Peerless French actress Isabelle Huppert chooses her roles differently than most American stars, betting almost exclusively on the chance to work with directors she admires. It’s a strategy that has, by and large, paid off in a filmography full of provocative projects from the likes of Paul Verhoeven (“Elle”), Michael Haneke (“The Piano Teacher”), and Hong Sang-soo (“Claire’s Camera,” also out this week).
Belgian director Bavo Defurne is not a name most would place among such auteurs, having previously made just one feature (2011’s well-liked gay coming-of-age tale “North Sea Texas”) and a handful of queer shorts.
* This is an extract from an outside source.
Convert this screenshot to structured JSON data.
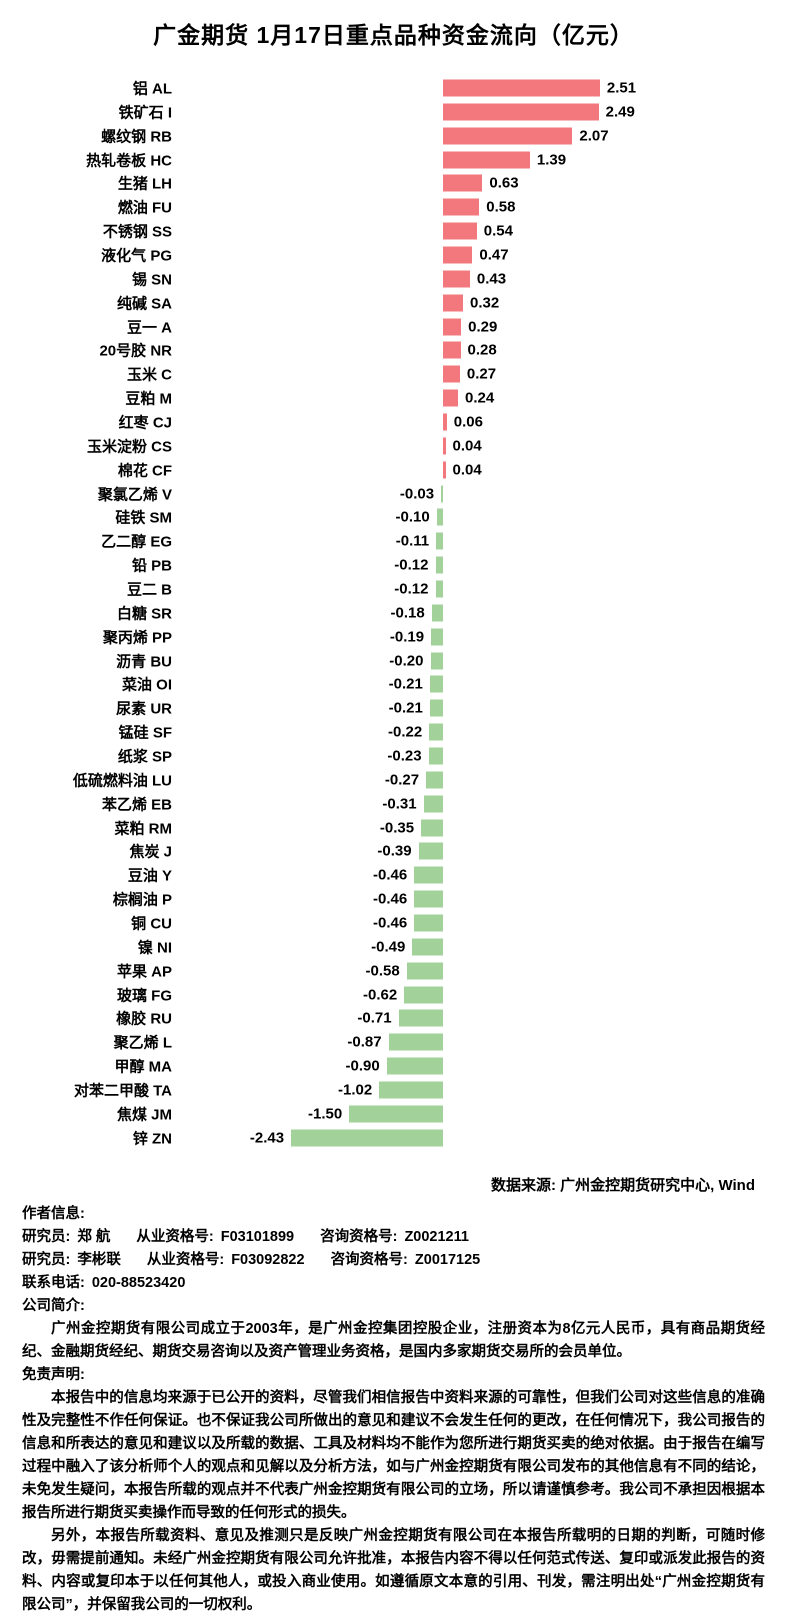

But clearly Huppert sees something in him, agreeing to star in a pleasant enough little bauble entitled “Souvenir” — although, let’s be honest, the fact Defurne’s loving homage features a diva-worship leading role and a flattering May-September romance with one of France’s hottest young actors (“Love at First Fight” star Kévin Azaïs) must have influenced her decision.
Huppert plays Liliane Cheverny, AKA “Laura,” a half-forgotten one-hit wonder who competed in the Eurovision Song Contest 30 years earlier, disappearing shortly after being beaten by ABBA. When a question about Laura comes up in a TV quiz show, complete with a jog-your-memory clip of her best-known song, none of the contestants knows the answer. (In imagining the character, Defurne was no doubt inspired by Belgian singer Liliane Saint-Pierre, whose own Eurovision anthem, “Soldiers of Love,” was choreographed with arm movements only slightly less bizarre than the ones Huppert deploys here.)
But that was then. Now, Liliane has retreated back into the comforts of obscurity, working in a pâté factory, where she holds the decidedly unglamorous job of garnishing each baked-meat terrine with two bay leaves and a handful of dried berries. How deep must be the toll of celebrity for this forlorn existence to be an improvement? And yet, Liliane believes herself to be happy — though her scowl says otherwise, as does the generous helping of alcohol she tosses back alone at home every evening.
And then Jean, a young temp employee and part-time boxer, stumbles into her life. Where Liliane has grown cynical in her old age, Jean is not only optimistic, but enthralled to have discovered a washed-up celebrity in such an unlikely place. Talking his way up to her apartment, Jean nervously says, “My father thinks you’re great,” oblivious to how insulting the comment must sound — but then, Jean’s appeal has everything to do with his dumb, fumbling awkwardness (a routine so convincing, those discovering Azaïs in this film might not appreciate how his shy eyes, stooped shoulders, and brutish body language are all carefully calibrated for the part).
Jean isn’t a conventional lothario, but a naïve child, living out his father’s fantasy, and in so doing, rekindling a flame in Liliane that she had long since let smolder. Because the movie doesn’t have the budget or imagination to permit subplots, Jean has no other young suitors, and can’t even multi-task his boxing career, turning his attention instead to managing the comeback of “Laura” — booking her at a pathetic string of gigs at retirement homes, weddings, and the like. And then Jean gets his big idea, convincing her to compete on Eurovision once again without realizing that doing so will force her back into the grips of Tony Jones (Johan Leysen), the Svengali-like producer who broke her heart so many years before — and now hopes to win her back with a song.
“Souvenir” features just one twist, which Defurne gets out of the way with the opening credits: The titles unfold amid a romantic swell of music, set against what appear to be Champagne bubbles, but are in fact nothing more than the fizz of Liliane’s daily antacid tablets. It’s a cute touch, but also the film’s only surprise — apart from how guiltlessly diverting it all is, of course.
Another director might have pumped the script full of psychological subtext, the way Xavier Giannoli did his heart-aching (and superficially similar) “The Singer,” with Gérard Depardieu. But Defurne is happy to let things unfold on the surface, à la Douglas Sirk. He clearly worships Huppert, and seems to rely on audiences feeling the same way, doing little to enhance her natural charms. Her costumes are adequate, but not especially dazzling, and nearly all the sets look under-dressed (apart from the pâté factory, a repurposed abattoir with neat, industrial blue tiles that’s practically “Amélie” worthy — which partially compensates for her anemic apartment, so phony as to make “The Room” look downright cozy by comparison).
Perhaps that budget instead went to the film’s music, including three French-language songs by Thomas M. Lauderdale of the Portland-based band Pink Martini catchy enough to convincingly evoke the kind of Gallic hits performed by singers of limited range (of the kind Serge Gainsbourg wrote for female vocalists). Or else, he invested in the fabulously old-fashioned Pierre et Gilles portrait that appears on the “Souvenir” movie poster — if only the shamelessly campy vibe it conveys (reminiscent of Huppert’s appearance in François Ozon’s “8 Women”) were also to be found in the film.
And so the question remains: Is Defurne indeed the great director Huppert believes him to be, or just a small-town lightweight smitten with his star? Alas, only his future projects will tell.